金翅鳥院のブログ

天台寺門宗非法人の祈祷寺院です。

鬼神乱れれば・・・

本山で奉職している弟子から天下の疫病封じのために個人として何か祈りたいとのことで、愛染明王、如意輪観音どちらがふさわしいか聞いてきました。

正直どんな尊格でも「衆生無辺誓願度」の総願があるので、そこから見れば誰を祈ってもいいのです。

総願はすべての仏が総じて持つ願いですから。

ただし別願を探るというと色々ある。ここが専門知識が役立つところ。

私は総願からすれば愛染、如意輪どちらでもよいと思うが毘沙門天があるのだからそれがいいのではないかと思うと言いました。

その判断は毘沙門天が下は餓鬼類から上は飛行自在の夜叉大将まで一切鬼神の主だから。

仁王経に言う「鬼神乱れれば世間乱れる」で、まず幽世の出来事が影響してくる。

「天狐通信」でした武漢発生の疫病の話もそう。

瘴鬼の話をしたけどそれは幽世レベルの話。

具体的には何か原因はあるはずですね。科学的にわかるものが。

野生動物か。化学兵器か…わたし個人が考えるなら、病原がなににしても食品汚染による免疫低下が受け皿なのではないかと思っている。

 

でもそれとは別に見えない世界というのもリンクしている。

 

それは我々の心の奥ともつながっている世界。

 

毘沙門様は荒れまくる鬼神をおさめる首領です。

配下には八大夜叉大将・鬼子母神・二十八使者・そうそうたる鬼神がいます。

主人追い越して明王まで出世したけど縛迦夜叉大将つまり大元帥明王も毘沙門天の御眷属。夜叉としては今でも配下においでになる。

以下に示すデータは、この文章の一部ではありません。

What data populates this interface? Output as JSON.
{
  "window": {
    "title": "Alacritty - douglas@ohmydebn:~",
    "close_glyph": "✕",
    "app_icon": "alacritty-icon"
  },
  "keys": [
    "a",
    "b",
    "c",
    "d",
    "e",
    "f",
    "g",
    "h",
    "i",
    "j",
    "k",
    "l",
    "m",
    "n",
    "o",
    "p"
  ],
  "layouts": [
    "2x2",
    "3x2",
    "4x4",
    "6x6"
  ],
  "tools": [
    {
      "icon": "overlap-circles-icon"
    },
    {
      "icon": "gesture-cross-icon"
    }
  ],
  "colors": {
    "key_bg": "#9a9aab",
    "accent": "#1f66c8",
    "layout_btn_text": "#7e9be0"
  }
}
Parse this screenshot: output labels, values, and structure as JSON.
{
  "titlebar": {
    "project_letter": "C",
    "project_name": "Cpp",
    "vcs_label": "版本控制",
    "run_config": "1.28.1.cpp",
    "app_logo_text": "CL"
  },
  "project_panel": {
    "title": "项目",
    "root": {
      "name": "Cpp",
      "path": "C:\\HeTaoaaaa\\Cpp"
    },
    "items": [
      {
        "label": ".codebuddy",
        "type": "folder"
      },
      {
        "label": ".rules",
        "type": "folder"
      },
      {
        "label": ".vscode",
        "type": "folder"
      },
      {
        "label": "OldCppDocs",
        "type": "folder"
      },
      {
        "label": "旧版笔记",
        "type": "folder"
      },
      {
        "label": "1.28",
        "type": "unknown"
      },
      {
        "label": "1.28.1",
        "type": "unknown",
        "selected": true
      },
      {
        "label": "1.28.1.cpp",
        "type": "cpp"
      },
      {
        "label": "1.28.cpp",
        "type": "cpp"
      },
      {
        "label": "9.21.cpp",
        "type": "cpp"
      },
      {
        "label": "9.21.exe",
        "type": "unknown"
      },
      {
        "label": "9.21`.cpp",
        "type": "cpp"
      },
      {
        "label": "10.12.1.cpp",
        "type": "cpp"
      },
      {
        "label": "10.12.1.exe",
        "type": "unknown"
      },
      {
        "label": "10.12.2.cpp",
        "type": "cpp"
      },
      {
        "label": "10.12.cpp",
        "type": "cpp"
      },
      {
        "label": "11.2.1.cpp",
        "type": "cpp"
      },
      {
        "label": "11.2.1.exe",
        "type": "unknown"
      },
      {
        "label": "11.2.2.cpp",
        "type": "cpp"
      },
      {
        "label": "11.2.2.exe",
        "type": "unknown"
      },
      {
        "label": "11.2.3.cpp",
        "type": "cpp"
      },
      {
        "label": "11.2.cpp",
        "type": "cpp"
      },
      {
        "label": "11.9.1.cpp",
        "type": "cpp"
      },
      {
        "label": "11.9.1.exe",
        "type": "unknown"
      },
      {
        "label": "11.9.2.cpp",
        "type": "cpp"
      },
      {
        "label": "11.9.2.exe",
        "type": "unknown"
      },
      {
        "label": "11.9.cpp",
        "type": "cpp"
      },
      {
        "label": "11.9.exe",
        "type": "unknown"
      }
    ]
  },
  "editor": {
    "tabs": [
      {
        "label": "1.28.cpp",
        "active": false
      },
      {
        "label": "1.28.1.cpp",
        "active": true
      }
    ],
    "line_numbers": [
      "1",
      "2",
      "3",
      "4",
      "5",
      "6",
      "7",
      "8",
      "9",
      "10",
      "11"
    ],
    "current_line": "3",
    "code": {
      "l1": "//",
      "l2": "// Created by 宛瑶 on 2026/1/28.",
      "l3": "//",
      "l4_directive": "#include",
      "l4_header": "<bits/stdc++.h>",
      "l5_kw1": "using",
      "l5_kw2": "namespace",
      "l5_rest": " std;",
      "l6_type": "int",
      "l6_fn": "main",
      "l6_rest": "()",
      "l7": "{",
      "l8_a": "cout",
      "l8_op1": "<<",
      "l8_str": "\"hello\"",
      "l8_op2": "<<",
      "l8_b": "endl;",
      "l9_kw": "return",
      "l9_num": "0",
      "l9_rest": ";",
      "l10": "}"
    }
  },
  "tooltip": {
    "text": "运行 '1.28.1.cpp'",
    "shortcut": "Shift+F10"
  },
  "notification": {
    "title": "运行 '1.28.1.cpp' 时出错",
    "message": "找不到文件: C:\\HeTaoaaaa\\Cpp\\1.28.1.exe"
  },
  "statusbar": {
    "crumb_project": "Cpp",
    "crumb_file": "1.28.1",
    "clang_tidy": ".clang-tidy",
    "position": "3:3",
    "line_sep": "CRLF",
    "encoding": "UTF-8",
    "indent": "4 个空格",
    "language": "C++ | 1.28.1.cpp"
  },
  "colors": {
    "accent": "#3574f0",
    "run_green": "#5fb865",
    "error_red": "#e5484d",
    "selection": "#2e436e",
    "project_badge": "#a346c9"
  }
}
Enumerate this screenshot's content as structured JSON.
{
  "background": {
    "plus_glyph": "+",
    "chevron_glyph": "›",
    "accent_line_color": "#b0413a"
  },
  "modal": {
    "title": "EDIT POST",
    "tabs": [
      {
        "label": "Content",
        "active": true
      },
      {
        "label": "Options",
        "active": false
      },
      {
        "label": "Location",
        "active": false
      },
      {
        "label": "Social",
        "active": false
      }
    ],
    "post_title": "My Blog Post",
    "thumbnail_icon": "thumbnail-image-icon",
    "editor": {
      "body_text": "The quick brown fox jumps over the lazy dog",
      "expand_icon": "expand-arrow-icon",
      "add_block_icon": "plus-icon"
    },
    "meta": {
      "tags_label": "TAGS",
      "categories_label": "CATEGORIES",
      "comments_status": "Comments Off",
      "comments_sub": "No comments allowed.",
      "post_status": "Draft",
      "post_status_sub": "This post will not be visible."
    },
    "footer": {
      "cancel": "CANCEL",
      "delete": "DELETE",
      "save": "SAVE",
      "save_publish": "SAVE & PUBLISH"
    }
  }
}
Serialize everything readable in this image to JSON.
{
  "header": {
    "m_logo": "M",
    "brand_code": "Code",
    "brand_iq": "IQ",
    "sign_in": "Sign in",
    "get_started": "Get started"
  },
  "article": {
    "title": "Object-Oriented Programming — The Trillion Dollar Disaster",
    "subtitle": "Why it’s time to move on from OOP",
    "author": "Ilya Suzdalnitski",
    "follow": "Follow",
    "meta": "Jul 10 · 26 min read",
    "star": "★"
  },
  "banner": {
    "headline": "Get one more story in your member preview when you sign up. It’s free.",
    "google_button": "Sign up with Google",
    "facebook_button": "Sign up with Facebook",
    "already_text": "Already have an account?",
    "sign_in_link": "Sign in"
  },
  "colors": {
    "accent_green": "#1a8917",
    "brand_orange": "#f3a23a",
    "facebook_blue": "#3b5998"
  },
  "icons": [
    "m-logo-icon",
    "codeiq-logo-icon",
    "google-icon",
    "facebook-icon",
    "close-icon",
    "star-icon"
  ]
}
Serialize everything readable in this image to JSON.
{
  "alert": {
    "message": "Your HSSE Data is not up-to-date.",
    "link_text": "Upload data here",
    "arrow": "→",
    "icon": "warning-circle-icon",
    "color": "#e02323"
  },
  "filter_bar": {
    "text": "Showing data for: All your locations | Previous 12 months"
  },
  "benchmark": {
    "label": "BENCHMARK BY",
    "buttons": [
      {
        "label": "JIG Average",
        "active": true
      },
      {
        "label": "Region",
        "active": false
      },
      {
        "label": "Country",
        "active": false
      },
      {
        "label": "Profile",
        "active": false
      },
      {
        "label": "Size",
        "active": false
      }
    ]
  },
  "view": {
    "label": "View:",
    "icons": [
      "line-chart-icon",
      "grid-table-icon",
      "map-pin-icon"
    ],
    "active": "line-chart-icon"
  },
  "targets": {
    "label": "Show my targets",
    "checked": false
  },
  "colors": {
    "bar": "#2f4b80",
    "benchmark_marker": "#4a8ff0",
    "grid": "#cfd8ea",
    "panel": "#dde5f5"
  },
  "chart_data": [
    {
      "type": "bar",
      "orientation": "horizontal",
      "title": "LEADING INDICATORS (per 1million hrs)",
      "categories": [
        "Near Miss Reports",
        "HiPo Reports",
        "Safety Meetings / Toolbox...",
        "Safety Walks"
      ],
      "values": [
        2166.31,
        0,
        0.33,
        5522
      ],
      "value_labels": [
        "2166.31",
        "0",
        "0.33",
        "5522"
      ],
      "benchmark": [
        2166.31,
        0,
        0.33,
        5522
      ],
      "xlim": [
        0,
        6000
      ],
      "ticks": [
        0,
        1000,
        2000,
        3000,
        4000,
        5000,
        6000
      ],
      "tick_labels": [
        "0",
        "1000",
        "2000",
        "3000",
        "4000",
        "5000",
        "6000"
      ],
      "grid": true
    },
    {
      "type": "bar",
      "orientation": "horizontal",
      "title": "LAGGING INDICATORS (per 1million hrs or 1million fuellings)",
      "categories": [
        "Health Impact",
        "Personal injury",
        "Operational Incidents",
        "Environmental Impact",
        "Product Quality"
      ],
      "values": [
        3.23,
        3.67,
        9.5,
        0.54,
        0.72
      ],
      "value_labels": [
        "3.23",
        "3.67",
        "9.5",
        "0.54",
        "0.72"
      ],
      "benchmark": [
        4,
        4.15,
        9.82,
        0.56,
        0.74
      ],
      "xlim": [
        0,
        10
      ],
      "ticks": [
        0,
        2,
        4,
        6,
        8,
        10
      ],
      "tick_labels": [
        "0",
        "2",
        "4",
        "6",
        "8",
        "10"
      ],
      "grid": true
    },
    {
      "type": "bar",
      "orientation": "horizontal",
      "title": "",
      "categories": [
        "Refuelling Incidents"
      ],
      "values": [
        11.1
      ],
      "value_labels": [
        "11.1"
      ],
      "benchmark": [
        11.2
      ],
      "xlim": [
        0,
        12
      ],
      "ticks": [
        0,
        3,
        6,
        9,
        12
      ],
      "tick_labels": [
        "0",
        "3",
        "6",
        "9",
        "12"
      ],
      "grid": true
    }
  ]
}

そういう鬼神の世界は我々の本能の世界、純粋に自己保存のためのこころ・末那識という領域と深くリンクしているように思います。

大森先生の施餓鬼で色々奇瑞があるのも実はこの末那識レベルのお掃除ができるからだと思うんですね。末那識は鬼の住処でもある。

 

山門の御修法で修せられる四箇大法の随一「鎮将夜叉法」は毘沙門天が本尊。

鬼神を治め率いて成る天下安寧の要法です。

天部で御修法に拝まれるのは毘沙門天と寺門の尊星王くらいでしょう。

三井の口訣で尊星王は毘沙門天の御后である吉祥天と同体というから毘沙門夫婦は人間界に有縁の天部の筆頭だろうと思う。

弟子にはかねて金光明最勝王経の四天王護国品もしくは観察人天品を法楽に読むといいだろうと言っておきました。

護国品はかなり長いですけど・・・。